Ever since our cave-dwelling ancestors first passed on information on how to avoid saber tooth tigers, stories have been considered the most effective way to exchange knowledge.
Interactive scenarios are elearning’s 21st-century stories, allowing learners to participate in the narrative and influence the story’s outcome. But what makes scenarios so effective in learning? Here are four reasons why…
1. Scenarios motivate learners
Our natural curiosity draws us to the unexpected. What will happen next? Are my predictions correct? What are the long- and short-term implications of what’s just happened? Will the likeable character succeed, while the less-likeable one fail?
A well-constructed scenario will keep learners asking these questions and fuel their intrinsic motivation.
The award-winning Broken Co-Worker scenario by Elearner Engaged is a great example of this. This scenario is based on the grey area of inter-office relationships. The characters and storyline keep learners engaged and curious about how the situations will unfold. And, as in many interactive scenarios, the power of learners to influence the story just adds to the motivation.
2. Scenarios challenge learners to learn from mistakes
Connect with Haji Kamal by Kinection is another example of an interactive scenario that allows multiple branching paths through the learning process. This scenario places the learner as an advisor to an inexperienced army officer in Afghanistan.

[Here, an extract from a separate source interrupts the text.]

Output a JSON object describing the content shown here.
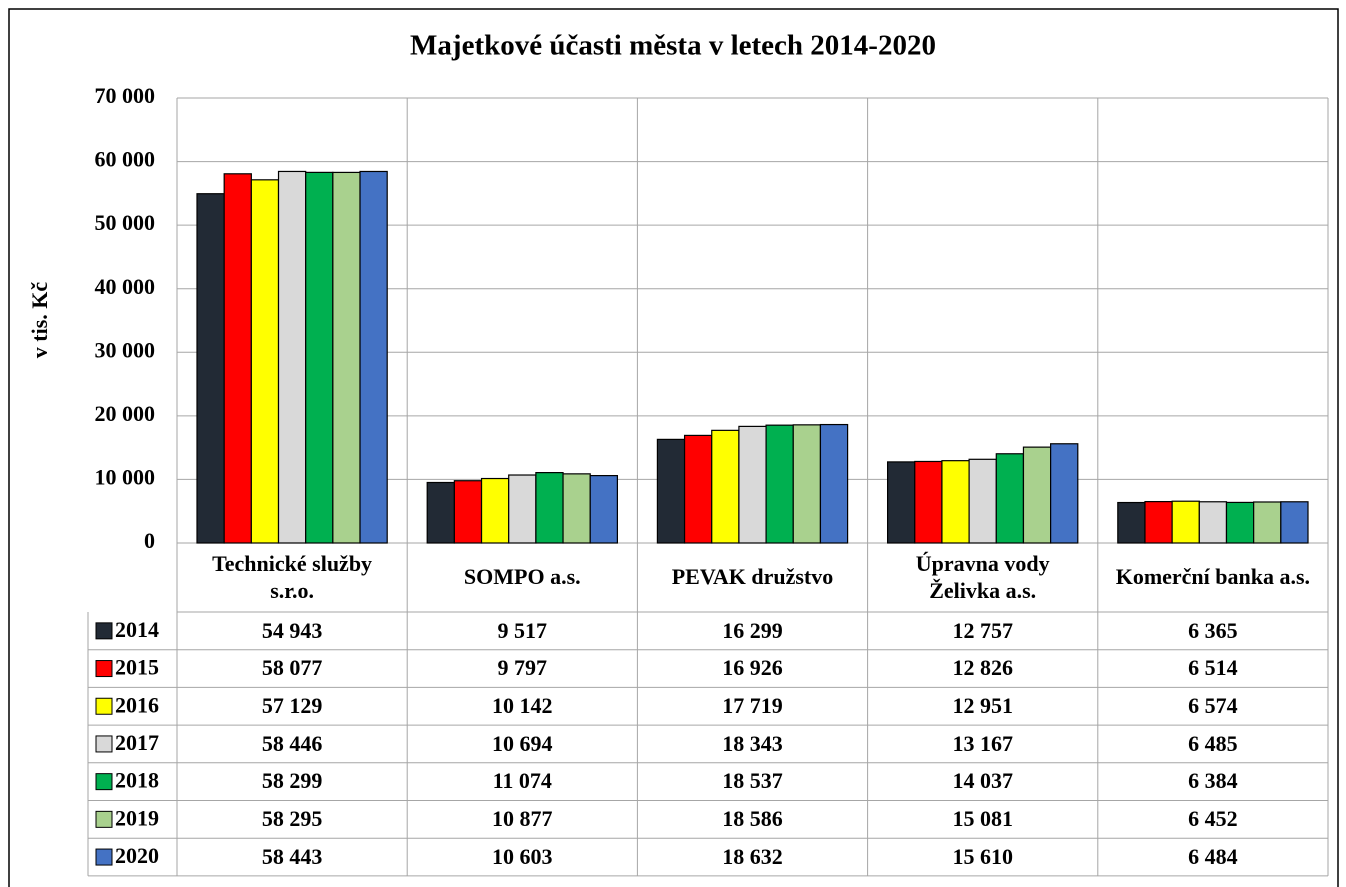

By giving learners decision-making tools, such as a diverse range of advice and opinions from fellow officers and Afghani responses to earlier decisions, learners steer the young military officer through sensitive cultural situations.

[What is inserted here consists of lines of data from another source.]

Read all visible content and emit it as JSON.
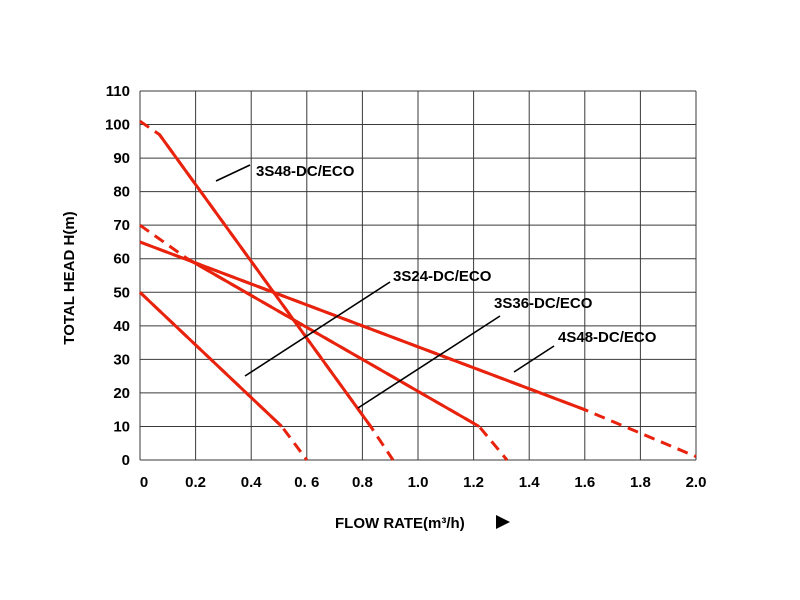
{
  "chart_data": {
    "type": "line",
    "xlabel": "FLOW RATE(m³/h)",
    "ylabel": "TOTAL  HEAD  H(m)",
    "xlim": [
      0,
      2.0
    ],
    "ylim": [
      0,
      110
    ],
    "x_ticks": [
      "0",
      "0.2",
      "0.4",
      "0. 6",
      "0.8",
      "1.0",
      "1.2",
      "1.4",
      "1.6",
      "1.8",
      "2.0"
    ],
    "y_ticks": [
      "0",
      "10",
      "20",
      "30",
      "40",
      "50",
      "60",
      "70",
      "80",
      "90",
      "100",
      "110"
    ],
    "grid": true,
    "line_color": "#e8220c",
    "series": [
      {
        "name": "3S48-DC/ECO",
        "solid": [
          [
            0.07,
            97
          ],
          [
            0.83,
            10
          ]
        ],
        "dashed": [
          [
            0,
            101
          ],
          [
            0.07,
            97
          ],
          [
            0.83,
            10
          ],
          [
            0.91,
            0
          ]
        ]
      },
      {
        "name": "3S24-DC/ECO",
        "solid": [
          [
            0,
            50
          ],
          [
            0.51,
            10
          ]
        ],
        "dashed": [
          [
            0,
            50
          ],
          [
            0.51,
            10
          ],
          [
            0.6,
            0
          ]
        ]
      },
      {
        "name": "3S36-DC/ECO",
        "solid": [
          [
            0.17,
            60
          ],
          [
            1.22,
            10
          ]
        ],
        "dashed": [
          [
            0,
            70
          ],
          [
            0.17,
            60
          ],
          [
            1.22,
            10
          ],
          [
            1.32,
            0
          ]
        ]
      },
      {
        "name": "4S48-DC/ECO",
        "solid": [
          [
            0,
            65
          ],
          [
            1.6,
            15
          ]
        ],
        "dashed": [
          [
            0,
            65
          ],
          [
            1.6,
            15
          ],
          [
            2.0,
            1
          ]
        ]
      }
    ],
    "annotations": [
      {
        "series": "3S48-DC/ECO",
        "text": "3S48-DC/ECO"
      },
      {
        "series": "3S24-DC/ECO",
        "text": "3S24-DC/ECO"
      },
      {
        "series": "3S36-DC/ECO",
        "text": "3S36-DC/ECO"
      },
      {
        "series": "4S48-DC/ECO",
        "text": "4S48-DC/ECO"
      }
    ]
  }
}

The way the story unfolds, based on learner input, challenges learners by allowing them to make mistakes, see the impact of those mistakes and then take remedial action to recover—or make the situation even worse by making more poor decisions!

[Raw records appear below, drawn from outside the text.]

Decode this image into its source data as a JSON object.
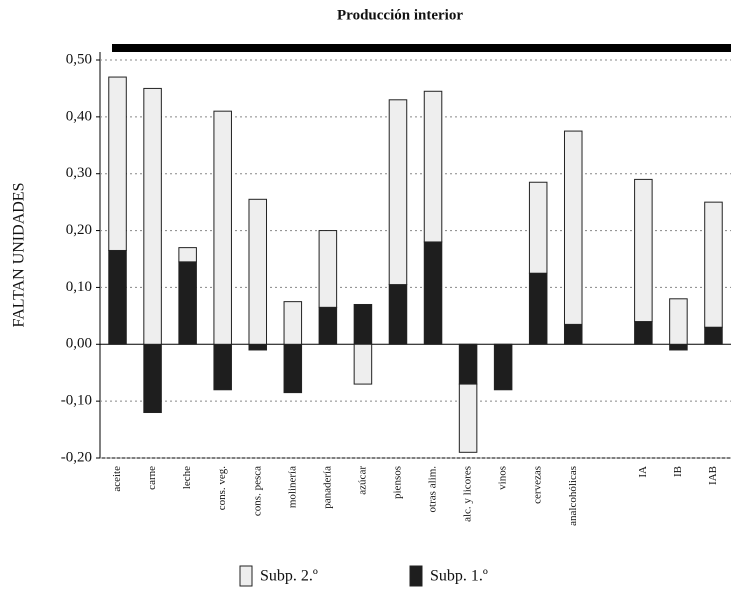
{
  "chart_data": {
    "type": "bar",
    "stacked": true,
    "title": "Producción interior",
    "y_label": "FALTAN UNIDADES",
    "categories": [
      "aceite",
      "carne",
      "leche",
      "cons. veg.",
      "cons. pesca",
      "molinería",
      "panadería",
      "azúcar",
      "piensos",
      "otras alim.",
      "alc. y licores",
      "vinos",
      "cervezas",
      "analcohólicas",
      null,
      "IA",
      "IB",
      "IAB"
    ],
    "series": [
      {
        "name": "Subp. 1.º",
        "color": "#1e1e1e",
        "values": [
          0.165,
          -0.12,
          0.145,
          -0.08,
          -0.01,
          -0.085,
          0.065,
          0.07,
          0.105,
          0.18,
          -0.07,
          -0.08,
          0.125,
          0.035,
          null,
          0.04,
          -0.01,
          0.03
        ]
      },
      {
        "name": "Subp. 2.º",
        "color": "#eeeeee",
        "values": [
          0.305,
          0.45,
          0.025,
          0.41,
          0.255,
          0.075,
          0.135,
          -0.07,
          0.325,
          0.265,
          -0.12,
          0,
          0.16,
          0.34,
          null,
          0.25,
          0.08,
          0.22
        ]
      }
    ],
    "ylim": [
      -0.2,
      0.5
    ],
    "yticks": [
      {
        "value": -0.2,
        "label": "-0,20"
      },
      {
        "value": -0.1,
        "label": "-0,10"
      },
      {
        "value": 0,
        "label": "0,00"
      },
      {
        "value": 0.1,
        "label": "0,10"
      },
      {
        "value": 0.2,
        "label": "0,20"
      },
      {
        "value": 0.3,
        "label": "0,30"
      },
      {
        "value": 0.4,
        "label": "0,40"
      },
      {
        "value": 0.5,
        "label": "0,50"
      }
    ],
    "grid": true
  }
}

The learners’ ability to run the scenario multiple times, coming to an optimal outcome more directly as they learn from earlier mistakes, is a natural motivator and powerful learning reinforcement mechanism.
3. Scenarios recreate real-life situations in which learners can gain real-world skills and experience
Scenarios set in a contextual setting familiar to learners—or at least a setting they can imagine themselves in—allows them to more readily understand the situations presented. This also makes it easier to transfer knowledge and ideas from short-term to long-term memory. And the realistic, learner-centric context common to quality scenarios make the learners’ actions easier to transfer to the real world.
The BAFTA award winning Lifesaver ‘Crisis Simulator’ from Unit9 is a cutting-edge example of an immersive scenario. The emotive storylines and realism give learners an experience that would be difficult to replicate in other modes of elearning.
4. Scenarios allow safe exploration of risky or sensitive situations
Another important advantage of elearning scenarios is their ability to allow learners to explore situations that might be too risky, difficult, sensitive or expensive to explore in real life, or are at the extreme ends of what mainstream training might cover. And learners have the luxury of being able to repeat these experiences over and over again, without risk to themselves or others, until they are comfortable with the concepts.
Kognito provides some good examples of scenarios that deal with sensitive mental health issues, among other things. These scenarios allow learners to explore and experiment with various ways to approach these sensitive and potentially damaging situations.
The experiential nature of learning within a well-devised scenario allows learners to participate in the situation they’re learning about and exercise their problem-solving skills.
They also tap into many basic human emotions and tick several of the boxes that make gamification such a potent learning device. This makes scenarios a very powerful tool in the L&D team’s arsenal. And the good news is that modern elearning authoring tools, like Elucidat, allow you to build branching scenarios easily.